Now, the reason I’m thinking about cats at all right now, (I know, weird, huh?), is that we were talking about house-sitting gigs at my writing group tonight and I started thinking about all of my experience as a house sitter, and a dog sitter, and a cat sitter. Now, I am a ricken’ house and dog sitter. I’m also a rockin’ one. I meant to say I was a rockin’ one in the first place, but I accidentally typed “ricken’” and I decided to leave the typo there, as I’m wont to do (lately, at least), because I think that ricken’ is a cool fucking word. It’s like the word “fricken’” but even cooler than the word “fricken’,” if that’s possible. Anyway, I am a rockin’ and ricken’ house and dog sitter. But am I rockin’ and ricken’ cat sitter? Not so much.
It’s probably because, like I said before, I don’t like cats.
A few years ago, I was cat sitting for some friends of mine. They had two cats. I think one of them was white and one of them was black, but I’m not really sure because I don’t like cats and I didn’t pay very much attention to the cats during the week that I was living with them. For the purposes of this story, let’s just agree to assume that one of the cats was white and one of the cats was black. I don’t remember what the cats names were, so for the purposes of this story, since I’m going to have to refer to them as something, let’s call them Tristan and Isolde. And we’ll say that Tristan was the white one (if there was a white one) and Isolde was the black one (if there was a black one).
Oh my god, that reminds me of this story that my friend Jennifer used to tell about the first elementary school she taught at, after she got her teaching credentials, in a small Northern California town, where there was only one black student in the whole school, and he was in her class, and on the first day of classes he told Jennifer to call him “the black one” because that’s what everyone else called him and “look around, I’m the black one!”
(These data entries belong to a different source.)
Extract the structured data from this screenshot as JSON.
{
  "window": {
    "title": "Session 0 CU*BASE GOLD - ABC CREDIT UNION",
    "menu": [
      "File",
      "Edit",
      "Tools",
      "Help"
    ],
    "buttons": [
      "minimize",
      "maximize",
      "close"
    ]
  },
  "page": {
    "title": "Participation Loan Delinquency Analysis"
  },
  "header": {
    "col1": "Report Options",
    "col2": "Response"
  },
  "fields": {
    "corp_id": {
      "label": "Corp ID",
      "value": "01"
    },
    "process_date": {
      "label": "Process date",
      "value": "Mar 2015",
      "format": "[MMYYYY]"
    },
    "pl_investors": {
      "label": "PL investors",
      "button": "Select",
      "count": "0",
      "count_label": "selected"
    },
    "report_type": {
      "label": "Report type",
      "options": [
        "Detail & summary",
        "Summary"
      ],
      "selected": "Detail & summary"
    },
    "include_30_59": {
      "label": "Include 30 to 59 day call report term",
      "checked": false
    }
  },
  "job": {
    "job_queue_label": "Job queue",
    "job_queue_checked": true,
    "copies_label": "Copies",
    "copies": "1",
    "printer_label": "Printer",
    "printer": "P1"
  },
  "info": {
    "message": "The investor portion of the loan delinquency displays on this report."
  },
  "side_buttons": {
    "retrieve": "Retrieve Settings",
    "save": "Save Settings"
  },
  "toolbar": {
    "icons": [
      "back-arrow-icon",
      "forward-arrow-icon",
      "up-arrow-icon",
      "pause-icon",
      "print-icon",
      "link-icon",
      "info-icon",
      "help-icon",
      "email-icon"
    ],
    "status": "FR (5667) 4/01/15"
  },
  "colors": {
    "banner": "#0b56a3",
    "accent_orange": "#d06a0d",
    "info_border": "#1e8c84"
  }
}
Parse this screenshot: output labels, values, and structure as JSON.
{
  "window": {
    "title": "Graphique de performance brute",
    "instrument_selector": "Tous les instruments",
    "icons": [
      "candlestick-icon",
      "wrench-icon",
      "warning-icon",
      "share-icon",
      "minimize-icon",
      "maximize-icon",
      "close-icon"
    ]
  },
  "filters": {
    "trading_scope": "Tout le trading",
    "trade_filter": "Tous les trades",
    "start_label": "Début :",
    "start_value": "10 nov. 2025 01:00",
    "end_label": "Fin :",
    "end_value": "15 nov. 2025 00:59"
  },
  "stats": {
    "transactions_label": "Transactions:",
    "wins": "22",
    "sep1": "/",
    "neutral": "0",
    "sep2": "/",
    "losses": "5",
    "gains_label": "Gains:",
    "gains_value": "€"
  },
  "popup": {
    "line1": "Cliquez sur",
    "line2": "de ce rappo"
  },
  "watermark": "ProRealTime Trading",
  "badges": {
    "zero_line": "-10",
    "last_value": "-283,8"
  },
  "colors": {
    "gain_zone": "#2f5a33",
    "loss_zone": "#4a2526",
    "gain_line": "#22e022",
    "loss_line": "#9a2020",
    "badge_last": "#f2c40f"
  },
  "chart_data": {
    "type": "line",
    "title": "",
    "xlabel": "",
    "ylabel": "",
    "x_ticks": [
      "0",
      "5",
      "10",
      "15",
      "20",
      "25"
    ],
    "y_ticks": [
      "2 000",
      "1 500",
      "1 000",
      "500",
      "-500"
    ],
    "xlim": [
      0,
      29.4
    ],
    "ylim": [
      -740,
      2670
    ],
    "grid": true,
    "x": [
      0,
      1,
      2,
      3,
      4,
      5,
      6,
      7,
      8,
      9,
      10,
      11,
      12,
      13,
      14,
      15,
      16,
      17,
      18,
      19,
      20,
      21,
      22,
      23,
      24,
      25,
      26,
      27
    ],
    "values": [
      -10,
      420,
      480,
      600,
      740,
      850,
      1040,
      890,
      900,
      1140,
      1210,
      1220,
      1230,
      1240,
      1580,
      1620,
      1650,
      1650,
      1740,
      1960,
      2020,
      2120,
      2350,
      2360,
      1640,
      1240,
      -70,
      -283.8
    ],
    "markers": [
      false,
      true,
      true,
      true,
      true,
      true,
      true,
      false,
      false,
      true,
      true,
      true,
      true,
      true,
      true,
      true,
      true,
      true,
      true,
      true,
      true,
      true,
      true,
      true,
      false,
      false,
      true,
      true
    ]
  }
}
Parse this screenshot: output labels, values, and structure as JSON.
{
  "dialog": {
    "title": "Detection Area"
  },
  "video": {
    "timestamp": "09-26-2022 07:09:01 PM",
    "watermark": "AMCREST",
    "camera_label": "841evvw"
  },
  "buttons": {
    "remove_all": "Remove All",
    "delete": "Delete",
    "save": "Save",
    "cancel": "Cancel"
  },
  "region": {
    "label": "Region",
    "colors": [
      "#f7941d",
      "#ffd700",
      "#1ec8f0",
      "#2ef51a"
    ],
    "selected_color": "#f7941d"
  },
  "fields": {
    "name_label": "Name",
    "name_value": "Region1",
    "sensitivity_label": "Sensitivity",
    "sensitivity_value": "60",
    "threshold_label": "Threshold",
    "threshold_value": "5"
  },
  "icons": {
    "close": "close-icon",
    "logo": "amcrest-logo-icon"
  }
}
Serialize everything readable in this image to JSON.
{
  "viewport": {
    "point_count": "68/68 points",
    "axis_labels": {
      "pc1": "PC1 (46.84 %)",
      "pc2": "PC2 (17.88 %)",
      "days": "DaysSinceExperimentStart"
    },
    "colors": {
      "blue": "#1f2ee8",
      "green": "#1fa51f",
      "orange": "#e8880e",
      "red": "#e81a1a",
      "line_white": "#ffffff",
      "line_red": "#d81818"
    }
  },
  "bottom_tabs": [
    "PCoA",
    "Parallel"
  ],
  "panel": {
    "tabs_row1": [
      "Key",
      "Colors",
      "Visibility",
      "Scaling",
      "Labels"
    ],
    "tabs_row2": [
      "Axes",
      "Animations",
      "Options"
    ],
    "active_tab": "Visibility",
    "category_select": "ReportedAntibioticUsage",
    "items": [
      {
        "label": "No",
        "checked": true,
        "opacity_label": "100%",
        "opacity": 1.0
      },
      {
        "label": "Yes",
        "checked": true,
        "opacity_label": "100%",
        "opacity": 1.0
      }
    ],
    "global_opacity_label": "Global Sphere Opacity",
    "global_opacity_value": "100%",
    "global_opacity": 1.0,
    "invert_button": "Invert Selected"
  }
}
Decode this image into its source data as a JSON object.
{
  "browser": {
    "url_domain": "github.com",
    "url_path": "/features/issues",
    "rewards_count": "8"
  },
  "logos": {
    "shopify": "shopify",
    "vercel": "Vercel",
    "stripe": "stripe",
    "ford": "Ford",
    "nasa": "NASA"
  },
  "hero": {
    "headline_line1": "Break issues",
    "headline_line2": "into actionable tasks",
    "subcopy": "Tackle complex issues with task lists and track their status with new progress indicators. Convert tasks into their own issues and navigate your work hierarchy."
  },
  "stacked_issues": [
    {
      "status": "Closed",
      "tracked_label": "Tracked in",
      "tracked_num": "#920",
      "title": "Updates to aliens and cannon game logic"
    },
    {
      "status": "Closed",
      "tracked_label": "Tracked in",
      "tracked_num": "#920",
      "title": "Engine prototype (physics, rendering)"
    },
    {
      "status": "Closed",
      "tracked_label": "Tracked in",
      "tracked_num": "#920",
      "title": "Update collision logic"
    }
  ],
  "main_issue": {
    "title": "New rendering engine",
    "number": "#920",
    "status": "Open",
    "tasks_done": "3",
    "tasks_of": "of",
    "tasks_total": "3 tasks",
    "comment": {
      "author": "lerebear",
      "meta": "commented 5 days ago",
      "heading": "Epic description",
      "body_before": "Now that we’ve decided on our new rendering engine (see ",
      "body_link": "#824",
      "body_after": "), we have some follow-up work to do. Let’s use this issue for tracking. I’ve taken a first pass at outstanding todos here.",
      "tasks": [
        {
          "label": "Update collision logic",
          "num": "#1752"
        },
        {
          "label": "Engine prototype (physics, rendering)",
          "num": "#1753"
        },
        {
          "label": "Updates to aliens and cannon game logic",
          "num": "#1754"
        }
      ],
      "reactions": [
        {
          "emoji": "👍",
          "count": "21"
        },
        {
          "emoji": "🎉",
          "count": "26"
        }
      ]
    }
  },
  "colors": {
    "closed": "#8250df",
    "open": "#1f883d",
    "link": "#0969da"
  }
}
Anyway, Tristan and Isolde’s owners had told me that the cats were allowed to hang out on the patio, but only if I was around, because if I left them alone on the patio, they might leave the patio, which would be bad because they were “house” cats, not “outside” cats, and if they left the patio they might go out into the neighborhood and then god knows where they might go. If they left the patio, they would no doubt be lost forever.
Of course, my friends warned me all about this, and then I spent the whole week hanging out on the patio with Tristan and Isolde and neither one of the cats ever showed any desire to leave that damned patio. They were content. They were motionless. They were boring.
So one day we were all sitting on the patio—because that’s all we did, me and Tristan and Isolde—and I had to go to the bathroom. Now, I could have herded that cats back into the house with me, but they seemed so content and motionless and boring—and they had never shown any signs of wanting to leave—that I figured they’d be fine alone on the patio for a few minutes. After all, I wasn’t going inside for #2—this was strictly a #1 venture. I’d be back in a jiffy.
So I went to the bathroom, I did my thing, and then I came back to the patio (literally, like, 47 seconds later) to discover that ISOLDE WAS GONE. She had left the patio while I was in the bathroom. She had gone out into the neighborhood. And, dear God, who knew where she might have gotten to by now?
Shit. I’ve lost the cat. It’s time to move. I’ve gotta find her. Pronto. Now.
I grabbed Tristan, put him back in the house, so I wouldn’t lose him too, and then I set out on my search for Isolde. And that’s when I started to realize what a terrible person I am. Because I had been cat sitting for a week, and suddenly, now that I had lost poor Isolde, I suddenly realized that I didn’t know what to look for because I had absolutely no idea what she looked like.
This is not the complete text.